日本の経営者たちは、現在の離職者の多さに「最近の人は堪え性が無くなった」と大口をたたいているようです。ところが、日本社会の変化に追従して経営体質を変えないといけないのに、自分の都合だけを考えて労働者を搾取することに執念を燃やしているようです。
では、何故離職者が増えたのでしょうか。その転機は、バブル崩壊後に終身雇用や年功序列から成果・実力主義に切り替えた時にあります。それまでの労働者は、長く勤めれば賃金が上がるので耐えて働いていただけなのです。それが、長く働いても低賃金のままで扱き使われるとなれば、誰だってバカバカしくて離職しますよ。

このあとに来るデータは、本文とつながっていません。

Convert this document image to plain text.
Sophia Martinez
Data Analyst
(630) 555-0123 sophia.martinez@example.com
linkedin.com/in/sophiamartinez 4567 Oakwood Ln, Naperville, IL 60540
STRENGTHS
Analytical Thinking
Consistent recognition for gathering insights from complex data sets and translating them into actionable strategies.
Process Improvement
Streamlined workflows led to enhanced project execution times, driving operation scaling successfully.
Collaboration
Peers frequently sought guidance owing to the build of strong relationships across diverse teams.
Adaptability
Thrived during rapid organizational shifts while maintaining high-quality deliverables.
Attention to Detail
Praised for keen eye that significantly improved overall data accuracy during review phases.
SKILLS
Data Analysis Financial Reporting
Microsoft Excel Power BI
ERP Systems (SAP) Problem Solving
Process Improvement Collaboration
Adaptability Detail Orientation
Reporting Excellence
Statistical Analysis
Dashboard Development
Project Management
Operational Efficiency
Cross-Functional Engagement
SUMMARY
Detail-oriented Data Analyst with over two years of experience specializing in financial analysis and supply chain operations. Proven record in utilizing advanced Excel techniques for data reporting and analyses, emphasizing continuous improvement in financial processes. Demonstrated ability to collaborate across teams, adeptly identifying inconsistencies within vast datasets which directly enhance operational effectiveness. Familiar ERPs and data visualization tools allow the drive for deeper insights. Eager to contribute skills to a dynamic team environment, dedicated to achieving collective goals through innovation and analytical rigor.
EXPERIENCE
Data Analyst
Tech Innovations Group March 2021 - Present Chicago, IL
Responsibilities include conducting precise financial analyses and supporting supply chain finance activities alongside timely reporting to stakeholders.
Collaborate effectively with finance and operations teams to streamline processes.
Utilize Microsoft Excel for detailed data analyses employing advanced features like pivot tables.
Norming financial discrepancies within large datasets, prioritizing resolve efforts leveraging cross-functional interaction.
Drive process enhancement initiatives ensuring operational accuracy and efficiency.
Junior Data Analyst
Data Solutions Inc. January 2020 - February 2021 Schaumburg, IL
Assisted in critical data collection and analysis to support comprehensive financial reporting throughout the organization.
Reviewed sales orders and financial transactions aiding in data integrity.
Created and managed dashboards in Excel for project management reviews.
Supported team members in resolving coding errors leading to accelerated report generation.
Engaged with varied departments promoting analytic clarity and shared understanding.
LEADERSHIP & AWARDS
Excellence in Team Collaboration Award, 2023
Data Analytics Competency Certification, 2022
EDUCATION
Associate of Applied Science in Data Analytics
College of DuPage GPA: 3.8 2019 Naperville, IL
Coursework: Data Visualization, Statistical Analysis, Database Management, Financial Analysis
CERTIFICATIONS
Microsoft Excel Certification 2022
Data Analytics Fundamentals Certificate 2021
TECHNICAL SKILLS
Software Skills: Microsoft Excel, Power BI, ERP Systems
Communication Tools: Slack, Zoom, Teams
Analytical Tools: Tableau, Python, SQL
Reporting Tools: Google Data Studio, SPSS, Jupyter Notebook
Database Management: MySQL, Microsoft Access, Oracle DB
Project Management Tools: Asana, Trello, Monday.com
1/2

それが解っているなら、正しく評価して労働者のモチベーションを上げるべきなのですが、残念なことに大半の日本企業は「成果主義」と言いながら「結果主義」で経営しています。つまり、プロセスを評価するのではなく、最終結果だけを評価しているのです。おまけに、身内贔屓や特定の仲間で慣れ合う体質ですから、組織内で腐敗が進んでダメになるのは目に見えています。
そして、募集をかけるにしても少子化で少なくなっている若い人ばかりアテにして、求職者が多い中高年層には見向きもしません。人手不足を声高に言いながら、募集する人を選り好みするという、実に滑稽な現象が起こっています。これを、笑止千万と言わず、何というのでしょうか。この異常事態に、気付かないのか気付こうとしないのか、自分がオカシイと認識・自覚しない経営者が多過ぎます。これでは、日本社会が没落する方向に進むのも、納得ですよ。そのうちに、社会保障の一大事が到来するのは避けられそうにありません。そのうちに、必要な人材が募集できなくなって、海外に人材を求めても来日するのを嫌がられて、座して死を待つしかなくなるのでしょう。
これは、「思っている」とか「感じている」とかいう生易しく甘ったるい事ではありません。断言しても言い過ぎない、むしろ言い足りない程の事なのです。これこそが「事実」であり「現実」であり「真実」「真理」なのです。良いとか悪いとかの問題ではなく、これ以外に語りようが無く、疑う余地の全く無い「黄金則」に他ならないのです。